FAME merupakan bahan bakar nabati yang dihasilkan dari proses transesterifikasi minyak sawit dengan metanol.
"Itu memang PR kita bersama diharapkan para petani sawit bisa meningkatkan produktivitas kebunnya," ucap Ernest beberapa waktu lalu.
Tantangan selanjutnya adalah terkait kualitas. Dia mengingatkan agar produsen dapat mempertahankan bahkan meningkatkan kualitas biodiesel. Lalu, tantangan lainnya adalah kesiapan logistik dan infrastruktur baik pada titik serah maupun titik suplai.

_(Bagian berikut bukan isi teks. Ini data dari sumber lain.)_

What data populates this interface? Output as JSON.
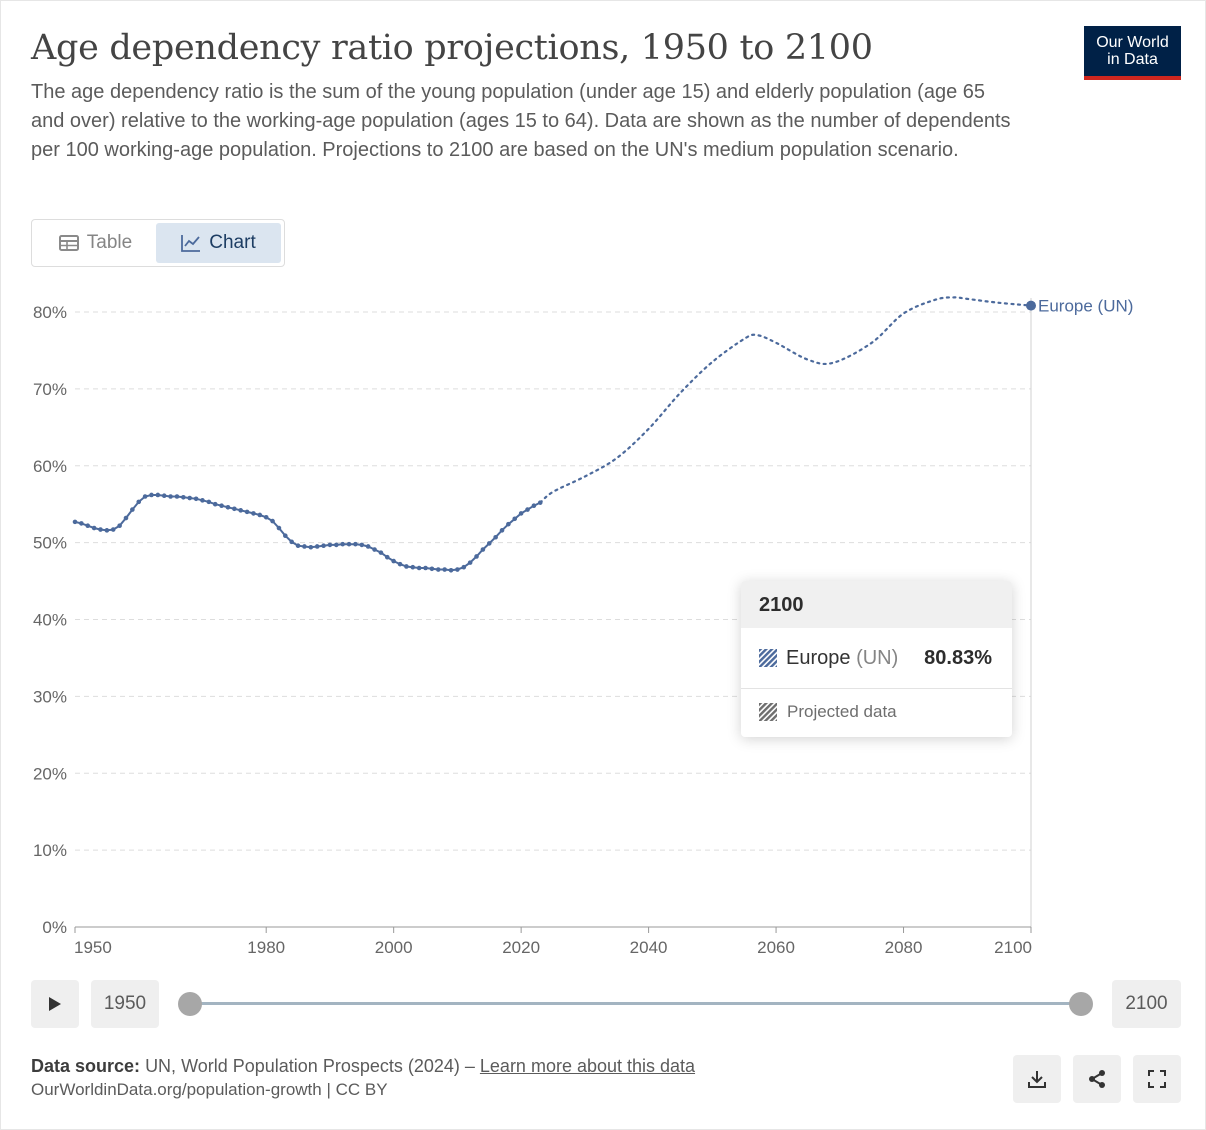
{
  "title": "Age dependency ratio projections, 1950 to 2100",
  "subtitle": "The age dependency ratio is the sum of the young population (under age 15) and elderly population (age 65 and over) relative to the working-age population (ages 15 to 64). Data are shown as the number of dependents per 100 working-age population. Projections to 2100 are based on the UN's medium population scenario.",
  "logo": {
    "line1": "Our World",
    "line2": "in Data"
  },
  "tabs": {
    "table": "Table",
    "chart": "Chart"
  },
  "tooltip": {
    "year": "2100",
    "entity": "Europe",
    "entity_suffix": "(UN)",
    "value": "80.83%",
    "footer": "Projected data"
  },
  "timeline": {
    "start": "1950",
    "end": "2100"
  },
  "source": {
    "label": "Data source:",
    "text": "UN, World Population Prospects (2024) –",
    "link": "Learn more about this data"
  },
  "url": "OurWorldinData.org/population-growth | CC BY",
  "icons": {
    "play": "play-icon",
    "download": "download-icon",
    "share": "share-icon",
    "fullscreen": "fullscreen-icon",
    "table": "table-icon",
    "chart": "line-chart-icon"
  },
  "colors": {
    "series": "#4c6a9c",
    "brand": "#002147",
    "brand_accent": "#ce261e"
  },
  "chart_data": {
    "type": "line",
    "title": "Age dependency ratio projections, 1950 to 2100",
    "ylim": [
      0,
      80
    ],
    "xlim": [
      1950,
      2100
    ],
    "y_ticks": [
      "0%",
      "10%",
      "20%",
      "30%",
      "40%",
      "50%",
      "60%",
      "70%",
      "80%"
    ],
    "x_ticks": [
      "1950",
      "1980",
      "2000",
      "2020",
      "2040",
      "2060",
      "2080",
      "2100"
    ],
    "grid": true,
    "series": [
      {
        "name": "Europe (UN)",
        "historical": {
          "x": [
            1950,
            1951,
            1952,
            1953,
            1954,
            1955,
            1956,
            1957,
            1958,
            1959,
            1960,
            1961,
            1962,
            1963,
            1964,
            1965,
            1966,
            1967,
            1968,
            1969,
            1970,
            1971,
            1972,
            1973,
            1974,
            1975,
            1976,
            1977,
            1978,
            1979,
            1980,
            1981,
            1982,
            1983,
            1984,
            1985,
            1986,
            1987,
            1988,
            1989,
            1990,
            1991,
            1992,
            1993,
            1994,
            1995,
            1996,
            1997,
            1998,
            1999,
            2000,
            2001,
            2002,
            2003,
            2004,
            2005,
            2006,
            2007,
            2008,
            2009,
            2010,
            2011,
            2012,
            2013,
            2014,
            2015,
            2016,
            2017,
            2018,
            2019,
            2020,
            2021,
            2022,
            2023
          ],
          "y": [
            52.7,
            52.5,
            52.2,
            51.9,
            51.7,
            51.6,
            51.7,
            52.2,
            53.2,
            54.3,
            55.3,
            56.0,
            56.2,
            56.2,
            56.1,
            56.0,
            56.0,
            55.9,
            55.8,
            55.7,
            55.5,
            55.3,
            55.0,
            54.8,
            54.6,
            54.4,
            54.2,
            54.0,
            53.8,
            53.6,
            53.3,
            52.8,
            51.9,
            50.9,
            50.1,
            49.6,
            49.5,
            49.4,
            49.5,
            49.6,
            49.7,
            49.7,
            49.8,
            49.8,
            49.8,
            49.7,
            49.5,
            49.1,
            48.7,
            48.1,
            47.6,
            47.2,
            46.9,
            46.8,
            46.7,
            46.7,
            46.6,
            46.5,
            46.5,
            46.4,
            46.5,
            46.8,
            47.4,
            48.2,
            49.1,
            49.9,
            50.7,
            51.6,
            52.4,
            53.1,
            53.8,
            54.3,
            54.8,
            55.2
          ]
        },
        "projected": {
          "x": [
            2023,
            2025,
            2030,
            2035,
            2040,
            2045,
            2050,
            2055,
            2057,
            2060,
            2065,
            2069,
            2075,
            2080,
            2085,
            2088,
            2090,
            2095,
            2100
          ],
          "y": [
            55.2,
            56.6,
            58.6,
            61.0,
            64.8,
            69.5,
            73.5,
            76.5,
            77.0,
            76.0,
            73.8,
            73.4,
            76.0,
            79.8,
            81.6,
            81.9,
            81.7,
            81.2,
            80.83
          ]
        },
        "end_label": "Europe (UN)",
        "highlight": {
          "x": 2100,
          "y": 80.83
        }
      }
    ]
  }
}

Ernest mengatakan, tantangan lainnya adalah terkait disparitas harga antara biodiesel dengan solar. Pihaknya berharap disparitas harga itu mengecil.
Tantangan berikutnya, yakni terkait penanganan dan penyimpanan. Ernest menuturkan, belajar dari pengalaman yang lalu, produsen terus mengupayakan kualitas dari penanganan dan penyimpanan biodiesel. Menurutnya, hal ini memerlukan kerja sama semua pihak.
"Kami terus mengupayakan kualitas biodiesel agar sekarang bisa mempersiapkan sarana prasarana jika ke depannya akan presentasi blending yang lebih tinggi," jelas Ernest.